- Born: 1 October 1930 Golaghat, Assam, India
- Died: 28 January 2013 (aged 82) Guwahati, Assam, India
- Occupations: Academician, Historian, Ex-VC Gauhati University
- Spouse: Renu Devi (Barooah)

= Debo Prasad Barooah =

Indian academic and historian

Debo Prasad Barooah was an Indian academician, author, historian and the former Vice-Chancellor (the Chief Executive) of Gauhati University. Barooah, highly regarded for his knowledge of political science and history of the region had a brilliant academic record beginning with his graduation in 1954.

== Life and education ==
Barooah was born in Golaghat to the family of Tara Prasad Barooah. His father Tara Prasad Barooah was also an eminent lawyer of Assam, University Prize-man, Gold-medalist in English from Calcutta University. Barooah passed his matriculation from Golaghat – Government Boys Bezbarooah Higher Secondary School and graduated with first class in 1954 and got masters in History from Gauhati University in 1956 where he topped his class. He started his teaching career as a lecturer in the Department of History at Gauhati University taking up the papers on International Relations. Later he also started teaching at the Department of Political Science (1958) Gauhati University, as one of the founding teachers. After the retirement of Prof. V.V. Rao from the department, Prof. D.P. Barooah finally joined the Department of Political Science and started heading it as well. He did his D Phil on the thesis Indo-British Relations 1950–60. He was UGC Emeritus Fellow for two years and was also Senior Associate of National Institute of Advanced Studies, Bangalore. He was married to Renu Devi, Former Dean – Faculty of Arts, Gauhati University, Assam.

== Research papers and books ==
Barooah is credited for a large number of research papers, which are highly regarded in intellectual circles. Some of those have been published in national and international journals. Few of his published works are:
1. World History
2. Indo-British Relations 1950–60
3. World War I and II and other Essays

Some of his other work, among others; include:
- Aspects of History of Assam
- Karagaror Diary
- foolmoni (novel)
- Anchalikotar dostabez
- Desh-Bidesh:Drsti aru anubhav Vol.I
- Desh-Bidesh:Drsti aru anubhav Vol.II
- Rooplekha (Story, etc.)
- Yuddha aru santi
- Bharotor boideshik niti (edited by:Pabitra narayan borah)
- Swadesh aru swajatir dostabez (collection by:Pabitra narayan borah)
- Gaon khonor pora jogot khonoloi (collection by:Pabitra narayan borah)
- Prithibir prothom samajtantrik biplob.

== Career ==
As an academician he mentored many students and researchers and acted as guide to 23 scholars. He was involved in several post-retirement assignments, including his association with the University Grants Commission.

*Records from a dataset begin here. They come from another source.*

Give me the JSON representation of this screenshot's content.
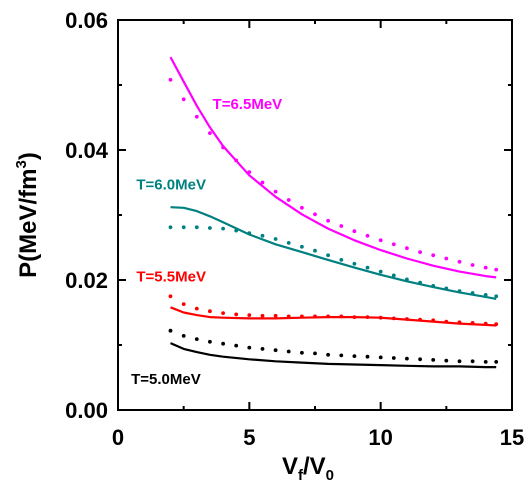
{
  "chart_data": {
    "type": "line",
    "xlabel": {
      "main": "V",
      "sub1": "f",
      "mid": "/V",
      "sub2": "0"
    },
    "ylabel": {
      "pre": "P(MeV/fm",
      "sup": "3",
      "post": ")"
    },
    "xlim": [
      0,
      15
    ],
    "ylim": [
      0.0,
      0.06
    ],
    "xticks": [
      0,
      5,
      10,
      15
    ],
    "xtick_labels": [
      "0",
      "5",
      "10",
      "15"
    ],
    "yticks": [
      0.0,
      0.02,
      0.04,
      0.06
    ],
    "ytick_labels": [
      "0.00",
      "0.02",
      "0.04",
      "0.06"
    ],
    "grid": false,
    "series": [
      {
        "name": "T=6.5MeV",
        "color": "#ff00ff",
        "label_at": [
          3.6,
          0.0463
        ],
        "solid": {
          "x": [
            2.0,
            2.5,
            3.0,
            3.5,
            4.0,
            5.0,
            6.0,
            7.0,
            8.0,
            9.0,
            10.0,
            11.0,
            12.0,
            13.0,
            14.0,
            14.4
          ],
          "y": [
            0.0543,
            0.0505,
            0.0468,
            0.0435,
            0.0406,
            0.0361,
            0.0328,
            0.0301,
            0.0279,
            0.0261,
            0.0246,
            0.0233,
            0.0222,
            0.0213,
            0.0206,
            0.0204
          ]
        },
        "dotted": {
          "x": [
            2.0,
            2.5,
            3.0,
            3.5,
            4.0,
            4.5,
            5.0,
            5.5,
            6.0,
            6.5,
            7.0,
            7.5,
            8.0,
            8.5,
            9.0,
            9.5,
            10.0,
            10.5,
            11.0,
            11.5,
            12.0,
            12.5,
            13.0,
            13.5,
            14.0,
            14.4
          ],
          "y": [
            0.0508,
            0.0478,
            0.0451,
            0.0426,
            0.0404,
            0.0384,
            0.0366,
            0.035,
            0.0336,
            0.0323,
            0.0311,
            0.0301,
            0.0291,
            0.0283,
            0.0275,
            0.0268,
            0.0261,
            0.0255,
            0.0249,
            0.0243,
            0.0238,
            0.0233,
            0.0228,
            0.0223,
            0.0219,
            0.0216
          ]
        }
      },
      {
        "name": "T=6.0MeV",
        "color": "#008080",
        "label_at": [
          0.7,
          0.0339
        ],
        "solid": {
          "x": [
            2.0,
            2.5,
            3.0,
            3.5,
            4.0,
            5.0,
            6.0,
            7.0,
            8.0,
            9.0,
            10.0,
            11.0,
            12.0,
            13.0,
            14.0,
            14.4
          ],
          "y": [
            0.0312,
            0.0311,
            0.0306,
            0.0298,
            0.0289,
            0.027,
            0.0255,
            0.0243,
            0.0231,
            0.0219,
            0.0208,
            0.0198,
            0.0189,
            0.0181,
            0.0174,
            0.0171
          ]
        },
        "dotted": {
          "x": [
            2.0,
            2.5,
            3.0,
            3.5,
            4.0,
            4.5,
            5.0,
            5.5,
            6.0,
            6.5,
            7.0,
            7.5,
            8.0,
            8.5,
            9.0,
            9.5,
            10.0,
            10.5,
            11.0,
            11.5,
            12.0,
            12.5,
            13.0,
            13.5,
            14.0,
            14.4
          ],
          "y": [
            0.0281,
            0.0281,
            0.0281,
            0.028,
            0.0279,
            0.0276,
            0.0272,
            0.0268,
            0.0263,
            0.0257,
            0.0251,
            0.0245,
            0.0238,
            0.0231,
            0.0225,
            0.0219,
            0.0213,
            0.0207,
            0.0201,
            0.0196,
            0.0191,
            0.0187,
            0.0183,
            0.018,
            0.0177,
            0.0175
          ]
        }
      },
      {
        "name": "T=5.5MeV",
        "color": "#ff0000",
        "label_at": [
          0.7,
          0.0198
        ],
        "solid": {
          "x": [
            2.0,
            2.5,
            3.0,
            3.5,
            4.0,
            5.0,
            6.0,
            7.0,
            8.0,
            9.0,
            10.0,
            11.0,
            12.0,
            13.0,
            14.0,
            14.4
          ],
          "y": [
            0.0158,
            0.015,
            0.0146,
            0.0143,
            0.0142,
            0.0141,
            0.0141,
            0.0142,
            0.0143,
            0.0143,
            0.0142,
            0.0139,
            0.0136,
            0.0133,
            0.0131,
            0.013
          ]
        },
        "dotted": {
          "x": [
            2.0,
            2.5,
            3.0,
            3.5,
            4.0,
            4.5,
            5.0,
            5.5,
            6.0,
            6.5,
            7.0,
            7.5,
            8.0,
            8.5,
            9.0,
            9.5,
            10.0,
            10.5,
            11.0,
            11.5,
            12.0,
            12.5,
            13.0,
            13.5,
            14.0,
            14.4
          ],
          "y": [
            0.0175,
            0.0163,
            0.0156,
            0.0152,
            0.0149,
            0.0147,
            0.0146,
            0.0145,
            0.0145,
            0.0144,
            0.0144,
            0.0144,
            0.0144,
            0.0144,
            0.0143,
            0.0143,
            0.0142,
            0.0141,
            0.014,
            0.0139,
            0.0138,
            0.0136,
            0.0135,
            0.0134,
            0.0133,
            0.0132
          ]
        }
      },
      {
        "name": "T=5.0MeV",
        "color": "#000000",
        "label_at": [
          0.5,
          0.004
        ],
        "solid": {
          "x": [
            2.0,
            2.5,
            3.0,
            3.5,
            4.0,
            5.0,
            6.0,
            7.0,
            8.0,
            9.0,
            10.0,
            11.0,
            12.0,
            13.0,
            14.0,
            14.4
          ],
          "y": [
            0.0103,
            0.0094,
            0.0089,
            0.0085,
            0.0082,
            0.0078,
            0.0075,
            0.0073,
            0.0071,
            0.007,
            0.0069,
            0.0068,
            0.0067,
            0.0067,
            0.0066,
            0.0066
          ]
        },
        "dotted": {
          "x": [
            2.0,
            2.5,
            3.0,
            3.5,
            4.0,
            4.5,
            5.0,
            5.5,
            6.0,
            6.5,
            7.0,
            7.5,
            8.0,
            8.5,
            9.0,
            9.5,
            10.0,
            10.5,
            11.0,
            11.5,
            12.0,
            12.5,
            13.0,
            13.5,
            14.0,
            14.4
          ],
          "y": [
            0.0122,
            0.0114,
            0.0109,
            0.0105,
            0.0102,
            0.0099,
            0.0096,
            0.0094,
            0.0092,
            0.009,
            0.0088,
            0.0087,
            0.0085,
            0.0084,
            0.0083,
            0.0082,
            0.0081,
            0.008,
            0.0079,
            0.0078,
            0.0077,
            0.0076,
            0.0075,
            0.0075,
            0.0074,
            0.0074
          ]
        }
      }
    ]
  }
}
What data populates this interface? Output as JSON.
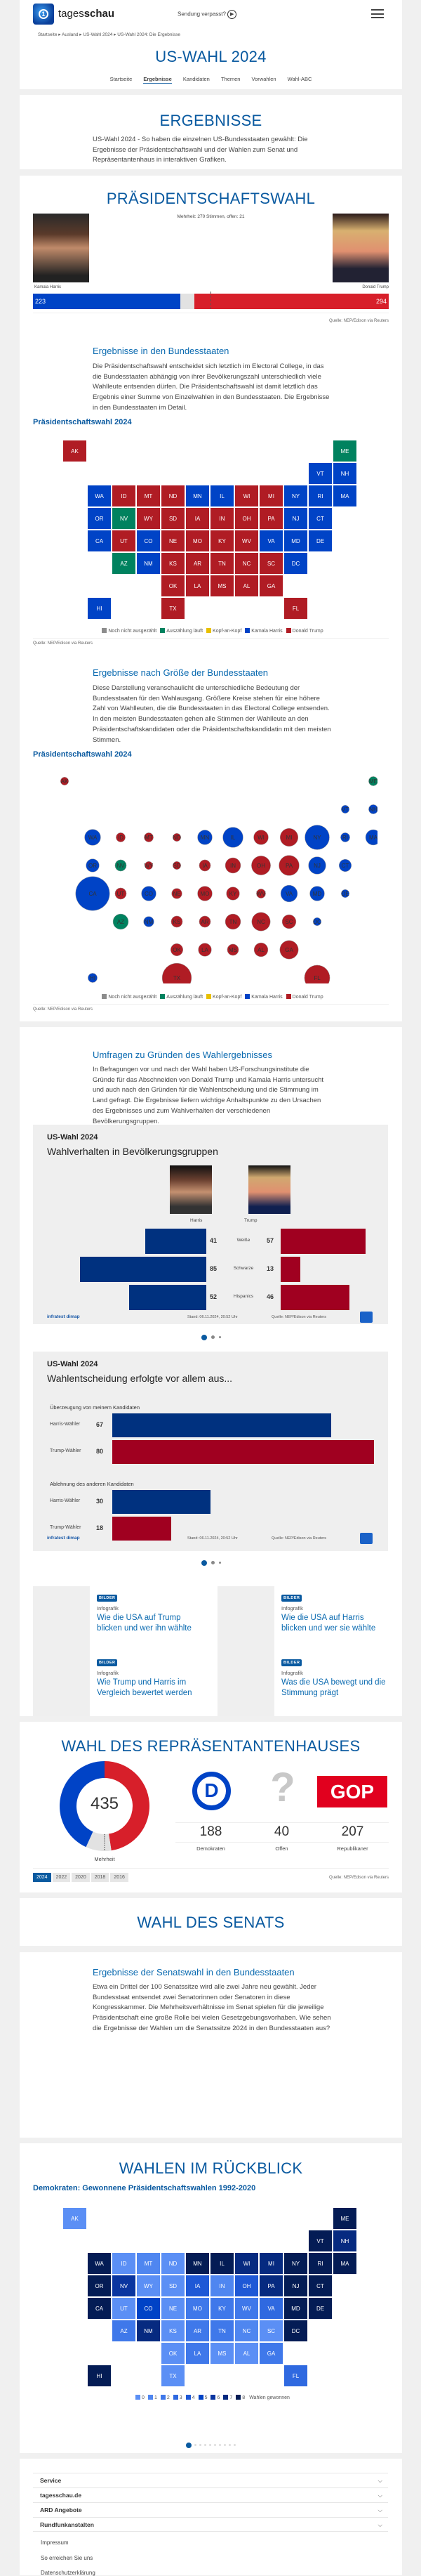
{
  "header": {
    "brand": "tagesschau",
    "brand_bold": "schau",
    "brand_light": "tages",
    "missed_label": "Sendung verpasst?",
    "icons": [
      "tagesschau-logo-icon",
      "play-icon",
      "menu-icon"
    ]
  },
  "breadcrumb": [
    "Startseite",
    "Ausland",
    "US-Wahl 2024",
    "US-Wahl 2024: Die Ergebnisse"
  ],
  "hero": {
    "title": "US-WAHL 2024",
    "nav": [
      "Startseite",
      "Ergebnisse",
      "Kandidaten",
      "Themen",
      "Vorwahlen",
      "Wahl-ABC"
    ],
    "active_nav": "Ergebnisse"
  },
  "intro": {
    "title": "ERGEBNISSE",
    "text": "US-Wahl 2024 - So haben die einzelnen US-Bundesstaaten gewählt: Die Ergebnisse der Präsidentschaftswahl und der Wahlen zum Senat und Repräsentantenhaus in interaktiven Grafiken."
  },
  "president": {
    "title": "PRÄSIDENTSCHAFTSWAHL",
    "majority_note": "Mehrheit: 270 Stimmen, offen: 21",
    "harris_name": "Kamala Harris",
    "trump_name": "Donald Trump",
    "harris_votes": "223",
    "trump_votes": "294",
    "open": 21,
    "total": 538,
    "majority": 270,
    "source": "Quelle: NEP/Edison via Reuters",
    "colors": {
      "harris": "#0043c6",
      "trump": "#d71f2a",
      "open": "#e2e2e2"
    }
  },
  "states_section": {
    "title": "Ergebnisse in den Bundesstaaten",
    "text": "Die Präsidentschaftswahl entscheidet sich letztlich im Electoral College, in das die Bundesstaaten abhängig von ihrer Bevölkerungszahl unterschiedlich viele Wahlleute entsenden dürfen. Die Präsidentschaftswahl ist damit letztlich das Ergebnis einer Summe von Einzelwahlen in den Bundesstaaten. Die Ergebnisse in den Bundesstaaten im Detail."
  },
  "map_legend": [
    {
      "label": "Noch nicht ausgezählt",
      "color": "#8c8c8c"
    },
    {
      "label": "Auszählung läuft",
      "color": "#00825f"
    },
    {
      "label": "Kopf-an-Kopf",
      "color": "#e8c000"
    },
    {
      "label": "Kamala Harris",
      "color": "#0043c6"
    },
    {
      "label": "Donald Trump",
      "color": "#b01c24"
    }
  ],
  "map_source": "Quelle: NEP/Edison via Reuters",
  "size_section": {
    "title": "Ergebnisse nach Größe der Bundesstaaten",
    "text": "Diese Darstellung veranschaulicht die unterschiedliche Bedeutung der Bundesstaaten für den Wahlausgang. Größere Kreise stehen für eine höhere Zahl von Wahlleuten, die die Bundesstaaten in das Electoral College entsenden. In den meisten Bundesstaaten gehen alle Stimmen der Wahlleute an den Präsidentschaftskandidaten oder die Präsidentschaftskandidatin mit den meisten Stimmen."
  },
  "chart_data": [
    {
      "type": "map",
      "title": "Präsidentschaftswahl 2024",
      "status": {
        "harris": [
          "WA",
          "OR",
          "CA",
          "CO",
          "NM",
          "MN",
          "IL",
          "NY",
          "VT",
          "NH",
          "MA",
          "CT",
          "RI",
          "NJ",
          "DE",
          "MD",
          "VA",
          "DC",
          "HI"
        ],
        "counting": [
          "NV",
          "AZ",
          "ME"
        ],
        "trump": [
          "AK",
          "ID",
          "MT",
          "ND",
          "SD",
          "WY",
          "UT",
          "NE",
          "KS",
          "OK",
          "TX",
          "IA",
          "MO",
          "AR",
          "LA",
          "WI",
          "MI",
          "IN",
          "OH",
          "KY",
          "TN",
          "MS",
          "AL",
          "GA",
          "FL",
          "SC",
          "NC",
          "WV",
          "PA"
        ]
      }
    },
    {
      "type": "bubble-map",
      "title": "Präsidentschaftswahl 2024",
      "electoral_votes": {
        "CA": 54,
        "TX": 40,
        "FL": 30,
        "NY": 28,
        "PA": 19,
        "IL": 19,
        "OH": 17,
        "GA": 16,
        "NC": 16,
        "MI": 15,
        "NJ": 14,
        "VA": 13,
        "WA": 12,
        "AZ": 11,
        "TN": 11,
        "MA": 11,
        "IN": 11,
        "MN": 10,
        "MO": 10,
        "WI": 10,
        "MD": 10,
        "CO": 10,
        "SC": 9,
        "AL": 9,
        "LA": 8,
        "KY": 8,
        "OR": 8,
        "OK": 7,
        "CT": 7,
        "UT": 6,
        "NV": 6,
        "IA": 6,
        "AR": 6,
        "KS": 6,
        "MS": 6,
        "NM": 5,
        "NE": 5,
        "ID": 4,
        "WV": 4,
        "HI": 4,
        "NH": 4,
        "ME": 4,
        "MT": 4,
        "RI": 4,
        "DE": 3,
        "SD": 3,
        "ND": 3,
        "AK": 3,
        "VT": 3,
        "WY": 3,
        "DC": 3
      }
    },
    {
      "type": "bar",
      "title": "US-Wahl 2024",
      "subtitle": "Wahlverhalten in Bevölkerungsgruppen",
      "series_labels": [
        "Harris",
        "Trump"
      ],
      "categories": [
        "Weiße",
        "Schwarze",
        "Hispanics"
      ],
      "series": [
        {
          "name": "Harris",
          "values": [
            41,
            85,
            52
          ]
        },
        {
          "name": "Trump",
          "values": [
            57,
            13,
            46
          ]
        }
      ],
      "brand": "infratest dimap",
      "stand": "Stand:  06.11.2024, 20:52 Uhr",
      "source": "Quelle: NEP/Edison via Reuters"
    },
    {
      "type": "bar",
      "title": "US-Wahl 2024",
      "subtitle": "Wahlentscheidung erfolgte vor allem aus...",
      "groups": [
        {
          "label": "Überzeugung von meinem Kandidaten",
          "rows": [
            {
              "label": "Harris-Wähler",
              "value": 67
            },
            {
              "label": "Trump-Wähler",
              "value": 80
            }
          ]
        },
        {
          "label": "Ablehnung des anderen Kandidaten",
          "rows": [
            {
              "label": "Harris-Wähler",
              "value": 30
            },
            {
              "label": "Trump-Wähler",
              "value": 18
            }
          ]
        }
      ],
      "brand": "infratest dimap",
      "stand": "Stand:  06.11.2024, 20:52 Uhr",
      "source": "Quelle: NEP/Edison via Reuters"
    },
    {
      "type": "pie",
      "title": "WAHL DES REPRÄSENTANTENHAUSES",
      "center_label": "435",
      "majority_label": "Mehrheit",
      "slices": [
        {
          "label": "Republikaner",
          "value": 207,
          "color": "#d71f2a"
        },
        {
          "label": "Offen",
          "value": 40,
          "color": "#e2e2e2"
        },
        {
          "label": "Demokraten",
          "value": 188,
          "color": "#0043c6"
        }
      ]
    },
    {
      "type": "map",
      "title": "Demokraten: Gewonnene Präsidentschaftswahlen 1992-2020",
      "legend_suffix": "Wahlen gewonnen",
      "scale": [
        "0",
        "1",
        "2",
        "3",
        "4",
        "5",
        "6",
        "7",
        "8"
      ],
      "scale_colors": [
        "#5b8ff5",
        "#4f86f0",
        "#3f78ea",
        "#2f69e0",
        "#1e58d6",
        "#0043c6",
        "#0a35a0",
        "#062a80",
        "#041c55"
      ],
      "wins": {
        "WA": 8,
        "OR": 8,
        "CA": 8,
        "NV": 6,
        "CO": 5,
        "NM": 7,
        "MN": 8,
        "WI": 7,
        "MI": 7,
        "IA": 4,
        "IL": 8,
        "PA": 7,
        "NY": 8,
        "VT": 8,
        "NH": 7,
        "ME": 8,
        "MA": 8,
        "RI": 8,
        "CT": 8,
        "NJ": 8,
        "DE": 8,
        "MD": 8,
        "DC": 8,
        "HI": 8,
        "VA": 3,
        "OH": 4,
        "FL": 3,
        "NC": 1,
        "GA": 2,
        "AZ": 2,
        "MO": 2,
        "AR": 2,
        "LA": 2,
        "TN": 2,
        "KY": 2,
        "WV": 2,
        "MT": 1,
        "IN": 1,
        "ID": 0,
        "UT": 0,
        "WY": 0,
        "ND": 0,
        "SD": 0,
        "NE": 0,
        "KS": 0,
        "OK": 0,
        "TX": 0,
        "AK": 0,
        "AL": 0,
        "MS": 0,
        "SC": 0
      }
    }
  ],
  "polls": {
    "title": "Umfragen zu Gründen des Wahlergebnisses",
    "text": "In Befragungen vor und nach der Wahl haben US-Forschungsinstitute die Gründe für das Abschneiden von Donald Trump und Kamala Harris untersucht und auch nach den Gründen für die Wahlentscheidung und die Stimmung im Land gefragt. Die Ergebnisse liefern wichtige Anhaltspunkte zu den Ursachen des Ergebnisses und zum Wahlverhalten der verschiedenen Bevölkerungsgruppen."
  },
  "teasers": [
    {
      "badge": "BILDER",
      "kicker": "Infografik",
      "title": "Wie die USA auf Trump blicken und wer ihn wählte"
    },
    {
      "badge": "BILDER",
      "kicker": "Infografik",
      "title": "Wie die USA auf Harris blicken und wer sie wählte"
    },
    {
      "badge": "BILDER",
      "kicker": "Infografik",
      "title": "Wie Trump und Harris im Vergleich bewertet werden"
    },
    {
      "badge": "BILDER",
      "kicker": "Infografik",
      "title": "Was die USA bewegt und die Stimmung prägt"
    }
  ],
  "house": {
    "title": "WAHL DES REPRÄSENTANTENHAUSES",
    "dem": "188",
    "dem_label": "Demokraten",
    "open": "40",
    "open_label": "Offen",
    "rep": "207",
    "rep_label": "Republikaner",
    "gop": "GOP",
    "years": [
      "2024",
      "2022",
      "2020",
      "2018",
      "2016"
    ],
    "active_year": "2024",
    "source": "Quelle: NEP/Edison via Reuters"
  },
  "senate": {
    "title": "WAHL DES SENATS",
    "subtitle": "Ergebnisse der Senatswahl in den Bundesstaaten",
    "text": "Etwa ein Drittel der 100 Senatssitze wird alle zwei Jahre neu gewählt. Jeder Bundesstaat entsendet zwei Senatorinnen oder Senatoren in diese Kongresskammer. Die Mehrheitsverhältnisse im Senat spielen für die jeweilige Präsidentschaft eine große Rolle bei vielen Gesetzgebungsvorhaben. Wie sehen die Ergebnisse der Wahlen um die Senatssitze 2024 in den Bundesstaaten aus?"
  },
  "history": {
    "title": "WAHLEN IM RÜCKBLICK"
  },
  "footer": {
    "sections": [
      "Service",
      "tagesschau.de",
      "ARD Angebote",
      "Rundfunkanstalten"
    ],
    "links": [
      "Impressum",
      "So erreichen Sie uns",
      "Datenschutzerklärung"
    ]
  }
}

As a writer his write-ups had been published in various English National Dailies. He was a Guest Column Writer for The Telegraph newspaper published from Kolkata.

Barooah was a Professor and Head of Political Science from 1978 till his appointment as Gauhati University Vice-Chancellor in 1986. Barooah was also a nationalist blended with regionalism and had contributions in different assignments including a case relating to 17 May 1996, murder of noted journalist Parag Kumar Das. A Division Bench of the Gauhati High Court, comprising Chief Justice J Chalemeswar and Justice Hrishikesh Roy, admitted a revision petition as regards investigation into the case. The court had then registered the plea on the basis of a letter written by Dr. Debo Prasad Barooah to the Chief Justice of the High Court where, in his letter, Barooah alleged "slackness on part of the CBI in investigating the case."

Barooah played a role in organising the first political convention of the AGP in Golaghat in October 1985. But he stayed away from direct involvement with any political party.

== Death ==
Barooah died on 28 January 2013 due to cardiac arrest. His death was deplored by various people including Assam's Governor JB Patnaik and Minister for Information & Public Relations – Basanta Das. Chief Minister Tarun Gogoi also expressed his deep condolence at the demise of Dr Barooah. In their condolence messages, they said that "Assam has lost a great educationist, academician, litterateur and a social worker."